Reste une question en suspens : ces créations atypiques valent-elles la peine ? Que ce soit le theobroma bicolor ou grandiflorum, leurs « chocolats » sortent des sentiers battus. A ce titre, il sont un must pour tout curieux. Personnellement, il y a fort à parier que mes papilles se laissent à nouveau tenter par l’expérience. Toutefois, ces produits restent rares et risquent de décevoir ceux qui cherchent à répondre à une pulsion gourmande et régressive. Heureusement, dans ce domaine, theobroma cacao s’en sort très bien.

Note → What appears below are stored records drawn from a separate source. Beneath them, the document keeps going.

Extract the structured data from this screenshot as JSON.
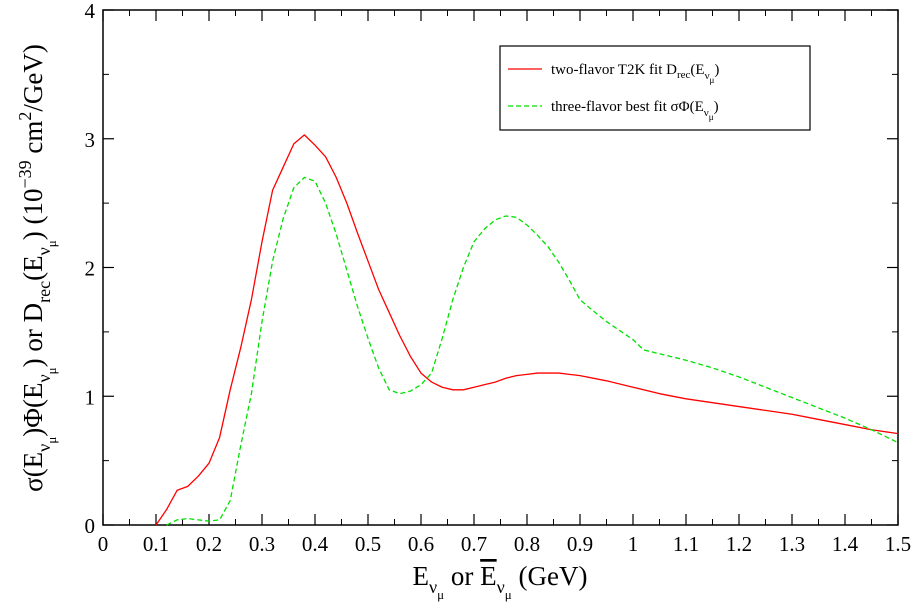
{
  "chart_data": {
    "type": "line",
    "title": "",
    "xlabel": {
      "main": "E",
      "sub": "ν",
      "subsub": "μ",
      "or": " or ",
      "main2": "E",
      "sub2": "ν",
      "subsub2": "μ",
      "unit": " (GeV)"
    },
    "ylabel": {
      "p1": "σ(E",
      "p1sub": "ν",
      "p1subsub": "μ",
      "p2": ")Φ(E",
      "p2sub": "ν",
      "p2subsub": "μ",
      "p3": ") or D",
      "p3sub": "rec",
      "p4": "(E",
      "p4sub": "ν",
      "p4subsub": "μ",
      "p5": ") (10",
      "p5sup": "−39",
      "p6": " cm",
      "p6sup": "2",
      "p7": "/GeV)"
    },
    "xlim": [
      0,
      1.5
    ],
    "ylim": [
      0,
      4
    ],
    "xticks": [
      0,
      0.1,
      0.2,
      0.3,
      0.4,
      0.5,
      0.6,
      0.7,
      0.8,
      0.9,
      1,
      1.1,
      1.2,
      1.3,
      1.4,
      1.5
    ],
    "xtick_labels": [
      "0",
      "0.1",
      "0.2",
      "0.3",
      "0.4",
      "0.5",
      "0.6",
      "0.7",
      "0.8",
      "0.9",
      "1",
      "1.1",
      "1.2",
      "1.3",
      "1.4",
      "1.5"
    ],
    "yticks": [
      0,
      1,
      2,
      3,
      4
    ],
    "ytick_labels": [
      "0",
      "1",
      "2",
      "3",
      "4"
    ],
    "grid": false,
    "legend_position": "top-right",
    "series": [
      {
        "name": {
          "pre": "two-flavor T2K fit D",
          "sub": "rec",
          "mid": "(E",
          "sub2": "ν",
          "subsub2": "μ",
          "post": ")"
        },
        "color": "#ff0000",
        "dash": "solid",
        "x": [
          0.1,
          0.12,
          0.14,
          0.16,
          0.18,
          0.2,
          0.22,
          0.24,
          0.26,
          0.28,
          0.3,
          0.32,
          0.34,
          0.36,
          0.38,
          0.4,
          0.42,
          0.44,
          0.46,
          0.48,
          0.5,
          0.52,
          0.54,
          0.56,
          0.58,
          0.6,
          0.62,
          0.64,
          0.66,
          0.68,
          0.7,
          0.72,
          0.74,
          0.76,
          0.78,
          0.8,
          0.82,
          0.84,
          0.86,
          0.88,
          0.9,
          0.95,
          1.0,
          1.05,
          1.1,
          1.15,
          1.2,
          1.25,
          1.3,
          1.35,
          1.4,
          1.45,
          1.5
        ],
        "y": [
          0.0,
          0.12,
          0.27,
          0.3,
          0.38,
          0.48,
          0.68,
          1.05,
          1.38,
          1.75,
          2.2,
          2.6,
          2.78,
          2.96,
          3.03,
          2.95,
          2.86,
          2.7,
          2.5,
          2.27,
          2.05,
          1.83,
          1.65,
          1.47,
          1.31,
          1.18,
          1.11,
          1.07,
          1.05,
          1.05,
          1.07,
          1.09,
          1.11,
          1.14,
          1.16,
          1.17,
          1.18,
          1.18,
          1.18,
          1.17,
          1.16,
          1.12,
          1.07,
          1.02,
          0.98,
          0.95,
          0.92,
          0.89,
          0.86,
          0.82,
          0.78,
          0.74,
          0.71
        ]
      },
      {
        "name": {
          "pre": "three-flavor best fit σΦ(E",
          "sub": "ν",
          "subsub": "μ",
          "post": ")"
        },
        "color": "#00e000",
        "dash": "dashed",
        "x": [
          0.12,
          0.14,
          0.16,
          0.18,
          0.2,
          0.22,
          0.24,
          0.26,
          0.28,
          0.3,
          0.32,
          0.34,
          0.36,
          0.38,
          0.4,
          0.42,
          0.44,
          0.46,
          0.48,
          0.5,
          0.52,
          0.54,
          0.56,
          0.58,
          0.6,
          0.62,
          0.64,
          0.66,
          0.68,
          0.7,
          0.72,
          0.74,
          0.76,
          0.78,
          0.8,
          0.82,
          0.84,
          0.86,
          0.88,
          0.9,
          0.92,
          0.95,
          1.0,
          1.02,
          1.05,
          1.1,
          1.15,
          1.2,
          1.25,
          1.3,
          1.35,
          1.4,
          1.45,
          1.5
        ],
        "y": [
          0.0,
          0.04,
          0.05,
          0.04,
          0.03,
          0.04,
          0.19,
          0.62,
          1.02,
          1.58,
          2.05,
          2.38,
          2.62,
          2.7,
          2.67,
          2.5,
          2.26,
          1.98,
          1.7,
          1.45,
          1.22,
          1.05,
          1.02,
          1.04,
          1.09,
          1.18,
          1.45,
          1.75,
          2.0,
          2.2,
          2.3,
          2.37,
          2.4,
          2.39,
          2.33,
          2.25,
          2.16,
          2.04,
          1.9,
          1.75,
          1.68,
          1.58,
          1.44,
          1.36,
          1.33,
          1.28,
          1.22,
          1.15,
          1.07,
          0.99,
          0.91,
          0.83,
          0.74,
          0.64
        ]
      }
    ]
  }
}
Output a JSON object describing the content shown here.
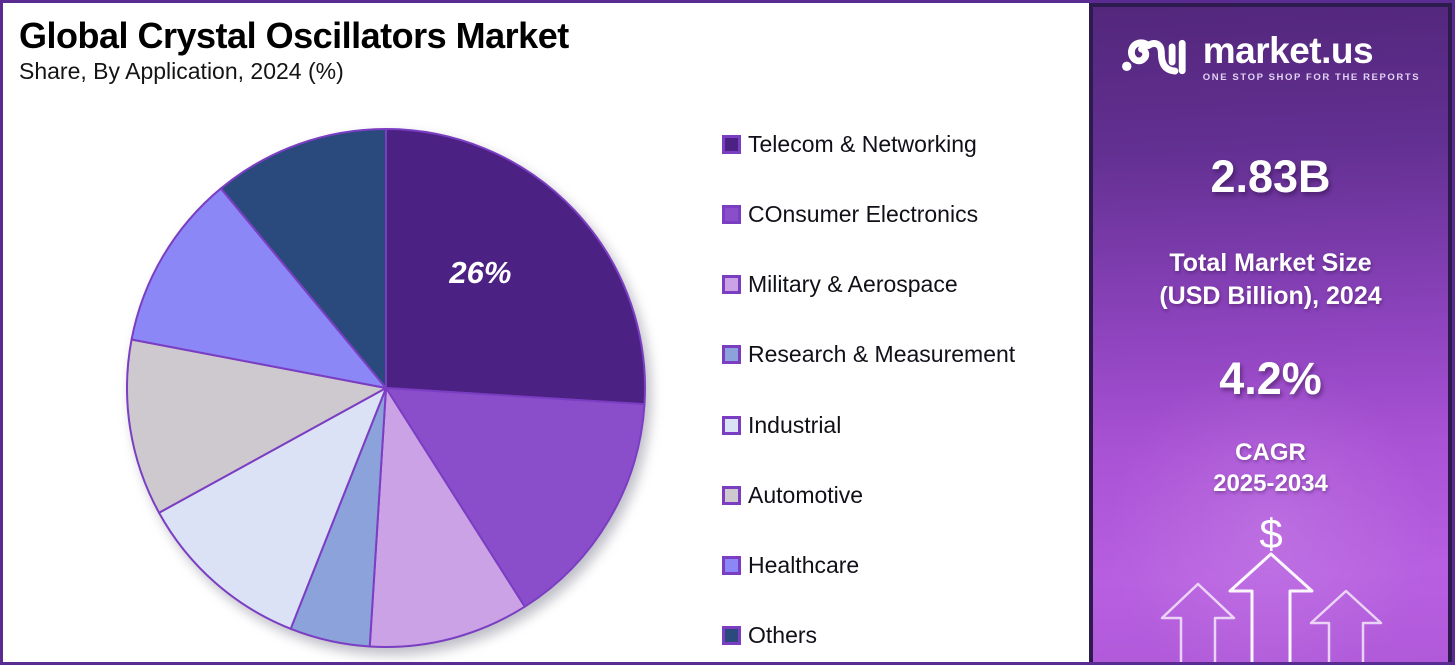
{
  "header": {
    "title": "Global Crystal Oscillators Market",
    "subtitle": "Share, By Application, 2024 (%)"
  },
  "chart_data": {
    "type": "pie",
    "title": "Global Crystal Oscillators Market Share, By Application, 2024 (%)",
    "unit": "%",
    "start_angle_deg": 0,
    "direction": "clockwise",
    "legend_position": "right",
    "stroke_color": "#7b3ec3",
    "slices": [
      {
        "label": "Telecom & Networking",
        "value": 26,
        "color": "#4c2184",
        "data_label": "26%"
      },
      {
        "label": "COnsumer Electronics",
        "value": 15,
        "color": "#8a4ecb"
      },
      {
        "label": "Military & Aerospace",
        "value": 10,
        "color": "#cba2e5"
      },
      {
        "label": "Research & Measurement",
        "value": 5,
        "color": "#8ca2db"
      },
      {
        "label": "Industrial",
        "value": 11,
        "color": "#dce2f5"
      },
      {
        "label": "Automotive",
        "value": 11,
        "color": "#cdc9ce"
      },
      {
        "label": "Healthcare",
        "value": 11,
        "color": "#8b87f7"
      },
      {
        "label": "Others",
        "value": 11,
        "color": "#2a4a7d"
      }
    ]
  },
  "sidebar": {
    "brand": {
      "name": "market.us",
      "tagline": "ONE STOP SHOP FOR THE REPORTS"
    },
    "market_size": {
      "value": "2.83B",
      "label_line1": "Total Market Size",
      "label_line2": "(USD Billion), 2024"
    },
    "cagr": {
      "value": "4.2%",
      "label_line1": "CAGR",
      "label_line2": "2025-2034"
    },
    "dollar_symbol": "$",
    "colors": {
      "gradient_top": "#53277c",
      "gradient_bottom": "#b75fe0",
      "border": "#2d1b50"
    }
  }
}
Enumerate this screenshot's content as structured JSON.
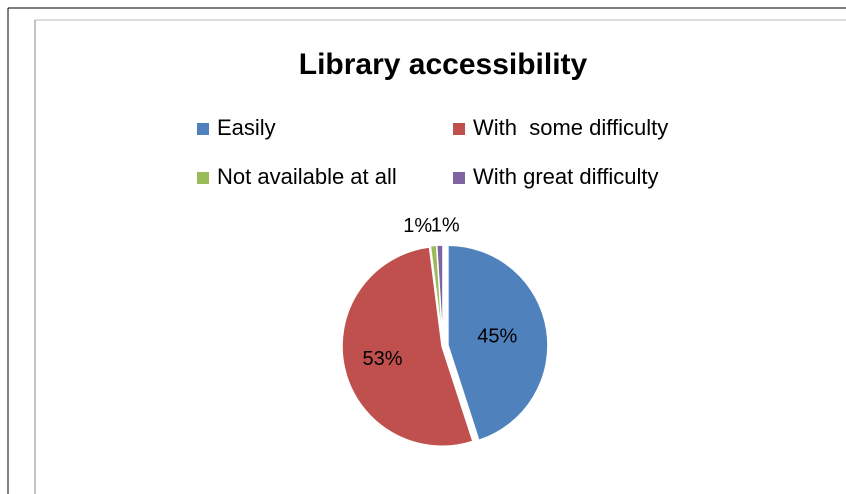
{
  "chart_data": {
    "type": "pie",
    "title": "Library accessibility",
    "categories": [
      "Easily",
      "With  some difficulty",
      "Not available at all",
      "With great difficulty"
    ],
    "values": [
      45,
      53,
      1,
      1
    ],
    "value_labels": [
      "45%",
      "53%",
      "1%",
      "1%"
    ],
    "colors": [
      "#4f81bd",
      "#c0504d",
      "#9bbb59",
      "#8064a2"
    ],
    "legend": "top"
  }
}
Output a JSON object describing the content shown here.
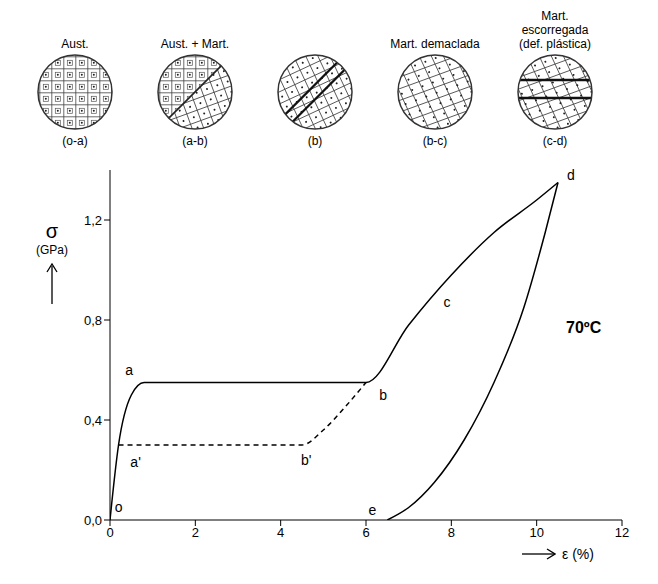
{
  "chart_data": {
    "type": "line",
    "xlabel": "ε (%)",
    "ylabel": "σ (GPa)",
    "xlim": [
      0,
      12
    ],
    "xticks": [
      0,
      2,
      4,
      6,
      8,
      10,
      12
    ],
    "ylim": [
      0,
      1.4
    ],
    "yticks": [
      {
        "value": 0,
        "label": "0,0"
      },
      {
        "value": 0.4,
        "label": "0,4"
      },
      {
        "value": 0.8,
        "label": "0,8"
      },
      {
        "value": 1.2,
        "label": "1,2"
      }
    ],
    "grid": false,
    "series": [
      {
        "color": "#000000",
        "line_style": "solid",
        "x": [
          0,
          0.2,
          0.5,
          0.8,
          6,
          7,
          8,
          9,
          10,
          10.5
        ],
        "values": [
          0,
          0.3,
          0.5,
          0.55,
          0.55,
          0.78,
          0.98,
          1.15,
          1.28,
          1.35
        ]
      },
      {
        "color": "#000000",
        "line_style": "dashed",
        "x": [
          0.2,
          4.5,
          5,
          5.5,
          6
        ],
        "values": [
          0.3,
          0.3,
          0.36,
          0.45,
          0.55
        ]
      },
      {
        "color": "#000000",
        "line_style": "solid",
        "x": [
          10.5,
          10.2,
          9.7,
          9,
          8.3,
          7.6,
          7,
          6.5
        ],
        "values": [
          1.35,
          1.15,
          0.85,
          0.55,
          0.32,
          0.15,
          0.05,
          0
        ]
      }
    ],
    "annotations": [
      {
        "text": "o",
        "x": 0.2,
        "y": 0.05
      },
      {
        "text": "a",
        "x": 0.45,
        "y": 0.6
      },
      {
        "text": "a'",
        "x": 0.6,
        "y": 0.23
      },
      {
        "text": "b",
        "x": 6.4,
        "y": 0.5
      },
      {
        "text": "b'",
        "x": 4.6,
        "y": 0.24
      },
      {
        "text": "c",
        "x": 7.9,
        "y": 0.87
      },
      {
        "text": "d",
        "x": 10.8,
        "y": 1.38
      },
      {
        "text": "e",
        "x": 6.15,
        "y": 0.04
      },
      {
        "text": "70ºC",
        "x": 11.1,
        "y": 0.77
      }
    ]
  },
  "diagram": {
    "panels": [
      {
        "title": "Aust.",
        "caption": "(o-a)"
      },
      {
        "title": "Aust. + Mart.",
        "caption": "(a-b)"
      },
      {
        "title": "",
        "caption": "(b)"
      },
      {
        "title": "Mart. demaclada",
        "caption": "(b-c)"
      },
      {
        "title": "Mart. escorregada (def. plástica)",
        "caption": "(c-d)"
      }
    ]
  }
}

Chocolat Cabernet par Manufaktura Czekolady de Łomianki en Pologne

Chocolat Cabernet par Manufaktura Czekolady en Pologne
  • Fèves : non-mentionnées
  • Producteurs de cacao : non-mentionné
  • Origine : non-mentionnée
  • Pourcentage : 63%
  • Inclusions : peaux séchées et pépins de raisins polonais

Notes de dégustation du chocolat Cabernet par Manufaktura Czekolady de Pologne

La robe est sombre, brun foncé. Le nez distille clairement des notes épicées de noix de muscade et de poivre de Jamaïque. La casse est claire, tout comme le croquant. En bouche, les notes de bananes et d’épices ouvrent le bal. Suit le goût caractéristique des pépins de raisins, qui se marie parfaitement à l’ensemble. L’impression chocolatée sert de trame à l’ensemble. La texture cassante prend petit à petit de l’ampleur et renforce le sentiment d’un vin rouge léger que donne la tablette. Elle donne du corps au chocolat. La finale diffuse une sensation de fruits rouges, légèrement acidulés, presque d’airelles. La longueur est lisse et recouvre particulièrement la langue, laissant une impression presque tannique. Bien plus tard, ce sont des notes de caramel qui ressortent. Une tablette inclassable.

Le petit plus : Goûtez un carré ou deux avant le repas, à l’heure de l’apéro, avec un mini-bretzel salé. Ensuite, réitérez l’expérience en fin de repas avec un bleu léger. Qui a dit que le chocolat ne pouvait pas remplacer le vin ?

Chocolat Cabernet par Manufaktura Czekolady en Pologne
Chocolat Cabernet par Manufaktura Czekolady… en Pologne ! Un chocolat aussi improbable qu’intéressant.

Un chocolat qui surprend

Saviez-vous que la Pologne produit du chocolat et du raisin ? Effectivement, il y a de quoi être surpris. Si le cacao vient d’ailleurs, le raisin est local. Il semblerait que les pépins et les peaux de raisins soient ajoutés aux fèves de cacao lors du broyage. C’est pourquoi le raisin imprègne directement la masse ainsi produite. Ainsi, pour cette création, Manufaktura Czekolady utilise trois cépages différents poussant en Pologne. Vu son nom, il est raisonnable d’espérer que ce chocolat cabernet en contienne.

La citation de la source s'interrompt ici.